Insurance Authorization Specialist
$20.25 per hourSouth County Hospital
Insurance Authorization Specialist
South County Health is an independent, non-profit healthcare system offering a comprehensive range of advanced inpatient, outpatient and home health services. Accredited by The Joint Commission (TJC), SCH is made up of South County Hospital, South County Home Health, and South County Medical Group. South County Health has received numerous distinctions for patient care and safety over the years, which have included a 5-star rating on HCAHPS scores, a 5-star rating by CMS for overall hospital quality, and A's for hospital quality and patient safety by The Leapfrog Group. Having celebrated over 100 years of service to southern Rhode Island, South County Health offers an exceptional opportunity to provide our patients with the best care possible while enjoying a healthy work-life balance. We offer competitive salaries and an attractive benefits package which includes, health, dental, vision, tuition reimbursement, 403b, PTO, and a broad range of career development benefits and opportunities.
Job Summary:
The Insurance Authorization Specialist assists with components of the revenue cycle, most importantly insurance verifications prior to services performed and claim submission. In addition, the Specialist is responsible for ensuring that South County Hospital has the appropriate insurance Pre-certifications, Pre-authorizations, Insurance Notifications, and Treatment Requests prior to the provision of an exam, procedure, or hospitalization for both inpatient and outpatient services. The Specialist is also accountable for verifying that the pre-certification/pre-authorization matches the services that were actually performed. Additionally, the Specialist is the primary on-site liaison for the ancillary departments to referring providers' offices, insurance carriers, as well as patients regarding pre-certification/pre-authorization verification. Performs follow up on insurance verifications when unable to obtain it real time or when patients fail to bring their ID card at time of service.
Minimum Qualifications:
Minimum three (3) years related experience is required. Proficient in Microsoft Excel and Word and strong typing skills.

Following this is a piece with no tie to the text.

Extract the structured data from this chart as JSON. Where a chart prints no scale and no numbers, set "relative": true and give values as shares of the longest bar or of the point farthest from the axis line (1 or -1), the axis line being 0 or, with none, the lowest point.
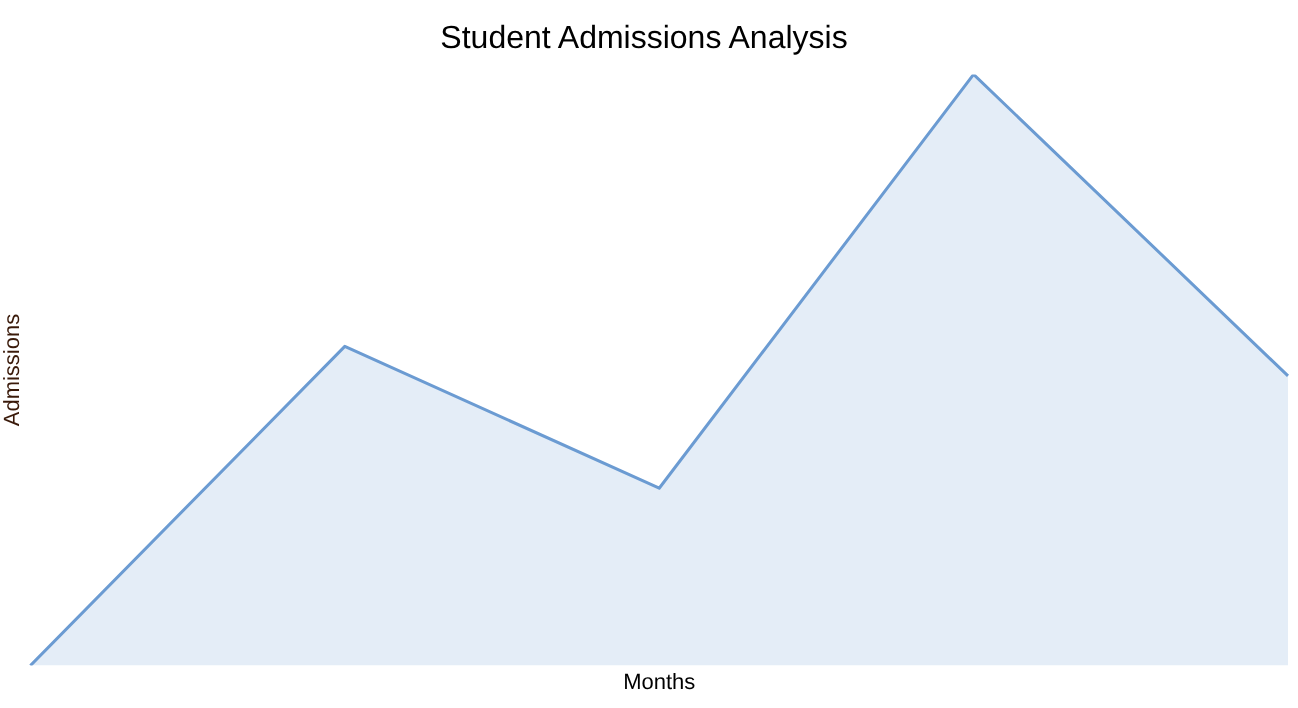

Excellent verbal and written communication skills. Strong customer service skills. Understanding and ability to utilize various electronic, web based, and manual coding resources. Knowledge of scheduling programs, telephone, and database systems. Knowledge of medical terminology and third party insurance. Strong knowledge of insurance verification processes, health care coding systems (procedural, diagnosis, modifier, remittance, and others).